Mobster movies misses the mark

Photo: N/A, License: N/A


C+

Though it tries mightily, The Untouchables it ain’t. First of all, screenwriter Will Beall is no David Mamet. And as stylish as director Ruben Fleischer (Zombieland) can be, he just doesn’t have the cinematic chops to match Brian De Palma. Finally, while Sean Penn’s cartoonish scenery-chewing is good for a chuckle or two, it never comes close to the operatic menace that Robert de Niro brought to Al Capone.

Now, normally I might say that it’s not fair to hold these two films up next to each other. But Fleischer and his team invite the comparisons. Not only does de Niro’s menacing rant, “I want him dead. I want his family dead.” get re-created by Penn as a frothing shriek of, “I want them all dead! … I want their pets dead!” but Gangster Squad’sfinale tries to emulate De Palma’s train station shoot-’em-up (which was borrowed from Sergei Eisenstein’s The Battleship Potemkin, no less) with a hotel grand staircase slow-mo tommy-gun battle that looks like an early ’90s music video. Though adequately entertaining because of its cast, relentless action and setting, Gangster Squad can’t help but play like a third-generation knockoff.

A World War II ex-Special Forces soldier turned cop, John O’Mara (Josh Brolin) is a battering ram of a man, tasked by L.A.’s last honest police chief (Nick Nolte) to put together a secret crew of LAPD outsiders and take down the ruthless gangster Mickey Cohen (Penn) —no easy job when greed and corruption are the rule of the day. In a twist that goes nowhere, O’Mara’s pregnant wife Connie chooses John’s team of incorruptible outsiders and —wouldn’t you know it, they’re a Benetton ad of multiculturism. There’s the grizzled cowboy sharpshooter (Robert Patrick), his trusty Hispanic sidekick (Michael Peña), a geeky communications genius (Giovanni Ribisi), a by-the-book black beat cop (Anthony Mackie), and the oh-so-cool and cocky Ryan Gosling. None are fully-fledged characters, but all look terrific in their period outfits. In case you couldn’t guess, what little personal drama there is involves Gosling falling for Cohen’s dame (Emma Stone).

What might have been Gangster Squad’s most interesting conceit — a WWII vet leading a team of cops to wage military-style warfare against a mobster — ends up being the reason the movie comes across as so incredibly dumb. Not only is O’Mara laughably bad at leading his men into battle, screenwriter Beall often forgets to exploit his own concept.
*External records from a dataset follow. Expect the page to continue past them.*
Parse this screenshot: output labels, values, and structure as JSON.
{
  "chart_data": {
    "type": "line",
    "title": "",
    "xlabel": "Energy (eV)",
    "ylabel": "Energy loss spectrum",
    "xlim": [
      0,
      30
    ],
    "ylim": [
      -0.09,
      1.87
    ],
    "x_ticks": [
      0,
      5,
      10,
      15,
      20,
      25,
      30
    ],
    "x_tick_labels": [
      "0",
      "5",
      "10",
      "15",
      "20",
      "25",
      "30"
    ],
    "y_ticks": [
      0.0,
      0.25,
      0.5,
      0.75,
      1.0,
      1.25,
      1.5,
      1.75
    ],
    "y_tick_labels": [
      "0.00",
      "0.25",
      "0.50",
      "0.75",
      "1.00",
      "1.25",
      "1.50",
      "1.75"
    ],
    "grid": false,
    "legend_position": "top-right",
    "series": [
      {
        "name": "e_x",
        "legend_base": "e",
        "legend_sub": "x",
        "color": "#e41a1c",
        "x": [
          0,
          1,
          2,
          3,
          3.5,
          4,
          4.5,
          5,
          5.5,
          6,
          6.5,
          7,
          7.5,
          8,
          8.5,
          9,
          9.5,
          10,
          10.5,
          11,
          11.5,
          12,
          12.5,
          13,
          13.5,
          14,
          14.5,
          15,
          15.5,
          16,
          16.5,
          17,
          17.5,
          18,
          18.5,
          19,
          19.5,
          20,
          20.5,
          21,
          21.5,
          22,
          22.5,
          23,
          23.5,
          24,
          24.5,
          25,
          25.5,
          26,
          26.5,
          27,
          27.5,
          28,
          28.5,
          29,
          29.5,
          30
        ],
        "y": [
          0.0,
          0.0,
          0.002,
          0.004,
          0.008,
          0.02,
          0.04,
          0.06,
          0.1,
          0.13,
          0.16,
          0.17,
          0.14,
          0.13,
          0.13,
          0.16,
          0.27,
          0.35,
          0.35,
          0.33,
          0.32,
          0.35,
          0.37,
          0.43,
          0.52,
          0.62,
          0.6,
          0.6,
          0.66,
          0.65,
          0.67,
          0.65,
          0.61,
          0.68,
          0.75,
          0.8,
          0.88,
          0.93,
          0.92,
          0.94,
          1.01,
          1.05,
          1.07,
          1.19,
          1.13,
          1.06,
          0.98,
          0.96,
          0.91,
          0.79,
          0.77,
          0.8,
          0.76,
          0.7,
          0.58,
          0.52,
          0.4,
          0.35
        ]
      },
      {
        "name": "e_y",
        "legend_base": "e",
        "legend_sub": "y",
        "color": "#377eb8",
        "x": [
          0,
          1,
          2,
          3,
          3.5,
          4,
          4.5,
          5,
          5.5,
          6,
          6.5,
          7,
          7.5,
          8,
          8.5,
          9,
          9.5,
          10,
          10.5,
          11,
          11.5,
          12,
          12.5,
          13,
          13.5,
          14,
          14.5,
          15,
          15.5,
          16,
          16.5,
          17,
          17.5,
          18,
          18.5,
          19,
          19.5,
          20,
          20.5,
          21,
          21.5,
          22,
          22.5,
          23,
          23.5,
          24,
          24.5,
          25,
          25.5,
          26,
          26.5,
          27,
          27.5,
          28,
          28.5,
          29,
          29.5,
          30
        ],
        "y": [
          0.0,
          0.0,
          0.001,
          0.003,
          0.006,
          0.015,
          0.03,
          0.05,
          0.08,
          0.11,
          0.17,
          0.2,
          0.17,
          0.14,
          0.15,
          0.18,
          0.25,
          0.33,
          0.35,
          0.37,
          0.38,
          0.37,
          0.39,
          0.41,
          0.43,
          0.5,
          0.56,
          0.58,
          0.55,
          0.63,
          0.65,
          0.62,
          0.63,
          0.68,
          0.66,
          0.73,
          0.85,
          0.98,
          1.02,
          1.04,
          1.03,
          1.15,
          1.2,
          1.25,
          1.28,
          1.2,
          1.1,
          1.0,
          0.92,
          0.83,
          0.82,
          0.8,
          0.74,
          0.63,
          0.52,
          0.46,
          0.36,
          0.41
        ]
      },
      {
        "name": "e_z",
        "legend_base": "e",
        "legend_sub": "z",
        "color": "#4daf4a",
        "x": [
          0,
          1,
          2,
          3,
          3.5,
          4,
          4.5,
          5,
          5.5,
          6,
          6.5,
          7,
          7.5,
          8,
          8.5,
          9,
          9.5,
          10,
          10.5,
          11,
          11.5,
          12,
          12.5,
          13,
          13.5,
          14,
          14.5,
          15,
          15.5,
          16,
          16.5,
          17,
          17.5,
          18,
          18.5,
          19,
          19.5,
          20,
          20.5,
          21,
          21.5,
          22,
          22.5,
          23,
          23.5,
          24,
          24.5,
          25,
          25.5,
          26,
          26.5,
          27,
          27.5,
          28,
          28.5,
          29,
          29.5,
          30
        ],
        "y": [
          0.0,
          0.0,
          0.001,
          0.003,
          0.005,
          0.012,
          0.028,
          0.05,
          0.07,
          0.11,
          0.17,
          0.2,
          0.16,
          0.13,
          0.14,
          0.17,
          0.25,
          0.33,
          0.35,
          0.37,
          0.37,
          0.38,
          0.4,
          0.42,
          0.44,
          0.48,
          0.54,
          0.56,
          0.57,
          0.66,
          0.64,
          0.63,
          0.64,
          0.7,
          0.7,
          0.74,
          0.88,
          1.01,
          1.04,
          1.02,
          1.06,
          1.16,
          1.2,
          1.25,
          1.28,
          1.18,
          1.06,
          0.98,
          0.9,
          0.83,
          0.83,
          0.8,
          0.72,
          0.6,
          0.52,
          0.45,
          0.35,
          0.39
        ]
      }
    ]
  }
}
For instance, in a decently staged car chase, it’s Cohen’s goons that think to use grenades on the cops, not the other way around. In another scene, the thugs pull out a military-style machine gun. Meanwhile, Gosling’s character implores O’Mara to get smart about how they fight. It’s advice that goes nowhere. For all the cops’ talk of “The War,” the only lesson the Sarge seems to have learned is “charge that hill!”

Sleek and stylish, it’s clear that Gangster Squad wants to be a brutish, pulpy pastiche. There are plenty of neon lights, perfectly sized fedoras and dames in red dresses. Art-deco is all the rage, shell casings ping off marble floors during gunfights, and the soundtrack boasts a playlist of well-chosen period tunes (the film’s most original touch). But the movie is too glossy to be film noir and too formulaic and shallow to be as hardboiled as, say, L.A. Confidential. Instead, Gangster Squad comes off as the most violent episode of Dragnet ever made —with its jingoistic, might-makes-right flag-waving intact.

Originally slated to be released last summer, the shooting at the Aurora movie theater in Colorado not only pushed Gangster Squad’s release to this January but inspired a reshoot of its biggest action scene —a gunfight in a movie theater (it now occurs in Chinatown). I applaud the filmmakers’ sensitivity to the subject of real-world violence, but can’t help thinking it’s oddly placed in a film that opens with a man being pulled apart by a pair of automobiles.